SALT LAKE CITY — A groundbreaking nine-year study is giving hope to families with babies diagnosed with spina bifida, including a Utah family that credits the Management of Myelomeningocele Study or "Mom Study" for giving their son a better life.
Jessica Thomas was 15 weeks pregnant when doctors said her baby had spina bifida. “I think everyone wants to hear their child is going to be perfect,” she said, “so we were really shook up. It was a hard time.”
Spina bifida is one of the most common birth defects in the United States, affecting about 1,500 babies each year, according to the March of Dimes. The most severe form of spina bifida is myelomeningocele, a birth defect in which the lower backbone and spinal canal do not close before birth.
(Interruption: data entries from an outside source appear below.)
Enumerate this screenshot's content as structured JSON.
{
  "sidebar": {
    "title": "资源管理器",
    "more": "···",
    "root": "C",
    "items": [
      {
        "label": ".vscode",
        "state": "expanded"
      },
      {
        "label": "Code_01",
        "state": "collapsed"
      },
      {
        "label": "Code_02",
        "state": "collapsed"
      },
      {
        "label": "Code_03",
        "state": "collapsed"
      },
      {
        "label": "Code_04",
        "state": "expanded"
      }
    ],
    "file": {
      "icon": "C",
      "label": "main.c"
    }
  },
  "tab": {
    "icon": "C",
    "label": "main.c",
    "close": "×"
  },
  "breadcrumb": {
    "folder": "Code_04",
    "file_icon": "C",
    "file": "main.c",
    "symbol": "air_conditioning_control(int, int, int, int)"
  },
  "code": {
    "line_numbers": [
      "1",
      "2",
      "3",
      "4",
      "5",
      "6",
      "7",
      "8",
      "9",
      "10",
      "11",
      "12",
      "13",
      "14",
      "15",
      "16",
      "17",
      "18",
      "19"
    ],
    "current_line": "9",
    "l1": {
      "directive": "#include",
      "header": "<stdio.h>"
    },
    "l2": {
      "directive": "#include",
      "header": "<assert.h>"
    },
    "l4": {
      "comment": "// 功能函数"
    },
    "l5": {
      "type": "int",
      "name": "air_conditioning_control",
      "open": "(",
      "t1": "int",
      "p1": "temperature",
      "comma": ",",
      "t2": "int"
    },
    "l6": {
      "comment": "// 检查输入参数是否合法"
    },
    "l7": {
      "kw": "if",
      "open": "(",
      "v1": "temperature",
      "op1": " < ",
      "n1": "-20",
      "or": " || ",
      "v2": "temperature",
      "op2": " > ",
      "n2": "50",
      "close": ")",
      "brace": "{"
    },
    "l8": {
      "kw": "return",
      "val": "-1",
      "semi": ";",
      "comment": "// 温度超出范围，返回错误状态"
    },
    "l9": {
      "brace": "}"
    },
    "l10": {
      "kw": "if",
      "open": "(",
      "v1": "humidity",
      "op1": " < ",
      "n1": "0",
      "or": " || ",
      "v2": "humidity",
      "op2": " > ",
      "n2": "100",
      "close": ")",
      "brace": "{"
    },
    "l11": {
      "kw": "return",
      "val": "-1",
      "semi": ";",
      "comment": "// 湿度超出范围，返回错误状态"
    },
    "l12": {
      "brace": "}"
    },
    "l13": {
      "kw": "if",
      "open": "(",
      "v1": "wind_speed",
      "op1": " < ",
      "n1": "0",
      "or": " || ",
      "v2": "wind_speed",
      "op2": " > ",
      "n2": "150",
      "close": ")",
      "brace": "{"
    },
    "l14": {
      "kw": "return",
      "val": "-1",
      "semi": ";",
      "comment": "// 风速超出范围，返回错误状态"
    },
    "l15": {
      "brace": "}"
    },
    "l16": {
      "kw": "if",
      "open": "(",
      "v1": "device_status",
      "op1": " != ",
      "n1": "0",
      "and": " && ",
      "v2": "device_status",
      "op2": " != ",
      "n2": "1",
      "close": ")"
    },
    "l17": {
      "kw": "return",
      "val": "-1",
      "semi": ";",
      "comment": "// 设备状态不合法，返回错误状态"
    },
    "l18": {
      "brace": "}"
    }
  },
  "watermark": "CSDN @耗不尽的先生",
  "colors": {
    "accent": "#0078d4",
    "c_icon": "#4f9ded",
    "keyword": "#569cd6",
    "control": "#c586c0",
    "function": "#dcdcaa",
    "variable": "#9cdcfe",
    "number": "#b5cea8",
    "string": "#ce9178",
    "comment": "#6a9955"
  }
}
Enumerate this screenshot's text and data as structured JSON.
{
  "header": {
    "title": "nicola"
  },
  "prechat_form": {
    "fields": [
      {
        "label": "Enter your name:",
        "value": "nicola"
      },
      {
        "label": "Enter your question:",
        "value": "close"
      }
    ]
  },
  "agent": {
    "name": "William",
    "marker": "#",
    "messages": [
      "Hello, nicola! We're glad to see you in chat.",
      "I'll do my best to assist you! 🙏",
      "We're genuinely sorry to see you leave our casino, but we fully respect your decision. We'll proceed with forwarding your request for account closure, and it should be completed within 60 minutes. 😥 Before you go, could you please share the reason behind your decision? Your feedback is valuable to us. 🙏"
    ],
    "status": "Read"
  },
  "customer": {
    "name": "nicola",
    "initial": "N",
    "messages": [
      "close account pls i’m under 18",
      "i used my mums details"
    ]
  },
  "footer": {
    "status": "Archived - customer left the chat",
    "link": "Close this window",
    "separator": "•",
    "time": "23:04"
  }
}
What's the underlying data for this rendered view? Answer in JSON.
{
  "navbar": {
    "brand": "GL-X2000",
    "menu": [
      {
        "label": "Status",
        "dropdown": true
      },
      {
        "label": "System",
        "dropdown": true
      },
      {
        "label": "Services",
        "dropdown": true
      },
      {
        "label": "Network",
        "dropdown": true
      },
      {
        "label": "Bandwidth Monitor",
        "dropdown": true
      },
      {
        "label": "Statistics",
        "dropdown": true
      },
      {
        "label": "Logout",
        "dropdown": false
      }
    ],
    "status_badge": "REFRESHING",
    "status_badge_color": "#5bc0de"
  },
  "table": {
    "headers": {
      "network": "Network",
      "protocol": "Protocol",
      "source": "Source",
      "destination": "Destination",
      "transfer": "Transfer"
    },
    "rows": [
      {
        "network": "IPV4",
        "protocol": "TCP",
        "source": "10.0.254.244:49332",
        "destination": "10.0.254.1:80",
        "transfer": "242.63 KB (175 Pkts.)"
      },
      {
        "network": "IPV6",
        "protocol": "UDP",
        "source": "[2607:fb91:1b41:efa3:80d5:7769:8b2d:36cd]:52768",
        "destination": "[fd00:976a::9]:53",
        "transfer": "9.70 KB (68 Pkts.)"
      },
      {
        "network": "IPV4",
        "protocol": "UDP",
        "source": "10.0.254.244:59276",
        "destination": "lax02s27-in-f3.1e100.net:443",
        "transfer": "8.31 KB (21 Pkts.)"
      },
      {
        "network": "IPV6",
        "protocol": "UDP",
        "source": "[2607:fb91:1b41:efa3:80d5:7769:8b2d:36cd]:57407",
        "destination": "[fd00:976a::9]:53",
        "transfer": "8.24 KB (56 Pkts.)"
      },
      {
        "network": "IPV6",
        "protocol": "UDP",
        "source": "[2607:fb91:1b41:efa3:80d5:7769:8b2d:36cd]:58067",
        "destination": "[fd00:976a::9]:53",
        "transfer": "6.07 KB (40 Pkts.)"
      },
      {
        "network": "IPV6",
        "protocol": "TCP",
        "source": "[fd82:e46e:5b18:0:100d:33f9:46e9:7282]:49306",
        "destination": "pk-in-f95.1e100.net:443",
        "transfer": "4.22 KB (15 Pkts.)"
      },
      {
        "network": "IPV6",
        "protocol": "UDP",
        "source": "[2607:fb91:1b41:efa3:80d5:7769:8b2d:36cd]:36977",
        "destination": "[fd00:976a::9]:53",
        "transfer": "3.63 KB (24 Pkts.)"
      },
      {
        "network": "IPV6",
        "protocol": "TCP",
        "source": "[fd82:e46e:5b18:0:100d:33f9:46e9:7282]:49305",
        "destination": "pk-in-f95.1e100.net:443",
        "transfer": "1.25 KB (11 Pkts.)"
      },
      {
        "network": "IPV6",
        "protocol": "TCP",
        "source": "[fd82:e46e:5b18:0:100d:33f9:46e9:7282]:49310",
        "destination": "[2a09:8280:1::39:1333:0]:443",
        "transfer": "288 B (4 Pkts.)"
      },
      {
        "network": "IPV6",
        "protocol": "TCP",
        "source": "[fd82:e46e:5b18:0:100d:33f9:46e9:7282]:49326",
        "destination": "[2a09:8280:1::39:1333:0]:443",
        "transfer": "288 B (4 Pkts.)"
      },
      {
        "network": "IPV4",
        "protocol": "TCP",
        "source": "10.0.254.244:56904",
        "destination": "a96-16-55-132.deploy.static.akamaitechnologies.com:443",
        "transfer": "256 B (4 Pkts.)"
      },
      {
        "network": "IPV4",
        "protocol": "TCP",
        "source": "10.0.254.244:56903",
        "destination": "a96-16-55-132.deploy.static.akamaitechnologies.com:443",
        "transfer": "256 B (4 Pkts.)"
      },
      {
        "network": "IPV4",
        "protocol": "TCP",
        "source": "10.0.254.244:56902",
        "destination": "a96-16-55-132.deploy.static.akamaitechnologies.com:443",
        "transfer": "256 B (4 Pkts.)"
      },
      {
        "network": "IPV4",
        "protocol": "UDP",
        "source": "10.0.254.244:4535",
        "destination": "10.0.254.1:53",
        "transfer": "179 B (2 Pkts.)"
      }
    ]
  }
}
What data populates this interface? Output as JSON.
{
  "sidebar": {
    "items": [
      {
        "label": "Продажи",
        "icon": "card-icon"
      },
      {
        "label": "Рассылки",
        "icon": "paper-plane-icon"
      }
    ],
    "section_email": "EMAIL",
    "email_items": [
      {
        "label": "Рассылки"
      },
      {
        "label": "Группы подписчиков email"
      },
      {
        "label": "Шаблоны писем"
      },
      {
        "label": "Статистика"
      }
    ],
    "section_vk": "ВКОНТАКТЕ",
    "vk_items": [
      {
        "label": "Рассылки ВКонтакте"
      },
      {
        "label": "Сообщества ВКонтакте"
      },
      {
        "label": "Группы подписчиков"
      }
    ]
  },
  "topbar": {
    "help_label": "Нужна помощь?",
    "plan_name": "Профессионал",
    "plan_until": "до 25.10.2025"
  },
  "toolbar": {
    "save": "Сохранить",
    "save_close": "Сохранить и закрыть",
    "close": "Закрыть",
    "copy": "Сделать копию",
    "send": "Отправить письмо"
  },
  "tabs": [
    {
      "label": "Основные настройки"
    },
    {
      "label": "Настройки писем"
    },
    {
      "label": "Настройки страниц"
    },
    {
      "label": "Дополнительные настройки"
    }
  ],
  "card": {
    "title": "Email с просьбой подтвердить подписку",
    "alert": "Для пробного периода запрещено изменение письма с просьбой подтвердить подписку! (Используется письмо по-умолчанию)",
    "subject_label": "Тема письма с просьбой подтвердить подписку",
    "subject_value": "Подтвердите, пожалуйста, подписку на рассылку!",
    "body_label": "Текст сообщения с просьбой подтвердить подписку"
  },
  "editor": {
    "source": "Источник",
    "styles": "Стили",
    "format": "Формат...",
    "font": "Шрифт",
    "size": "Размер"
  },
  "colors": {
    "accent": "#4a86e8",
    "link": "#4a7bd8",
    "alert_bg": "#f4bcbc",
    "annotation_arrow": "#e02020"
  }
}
But with the heartache came hope in the form of a new clinical trial where doctors researched the pros and cons of operating on babies in the womb, believing medical abnormalities might be more easily fixed while a fetus is still developing. It was a procedure that came with huge risk. But after weeks of thought and prayer, the Thomas family applied.
“This was the only sense of hope I had to give him the best life possible, that he could have,” Thomas explained.
They were selected to be part of the prenatal group — one of 80 mothers who would receive the corrective operation before birth.
"They cut you from hip to hip, and you can imagine having a major surgery, cut twice and have a baby move around and kick,” she recalled. “I was in crazy amounts of pain for a long, long time."
But it proved to be a sweet sacrifice when, at only 1-week-old, an MRI showed little Tyson's brain malformation, which was a symptom of his spina bifida, was completely reversed.
“We just felt so blessed, and every day we are grateful,” she said.
Dr. Michael Varner, with the University of Utah Department of Obstetrics and Gynecology, said the surgery is a step in the right direction. But while the results are encouraging, the procedure is far from perfect.
"The supporters will say twice as many babies are able to walk after the procedures to those who had it repaired after birth,” he explained. “The opponents will say still 60 percent of those babies can't walk and there are some substantial risks to mother."
And though the Thomases don't know exactly what the future will hold, they are celebrating the small things, like their 23-month-old's first steps and his first words.
The Thomases were one of two Utah families who participated in the study. And interesting to note: The results of the study were so positive, it was stopped early so all babies with this defect might have the same chance Tyson did.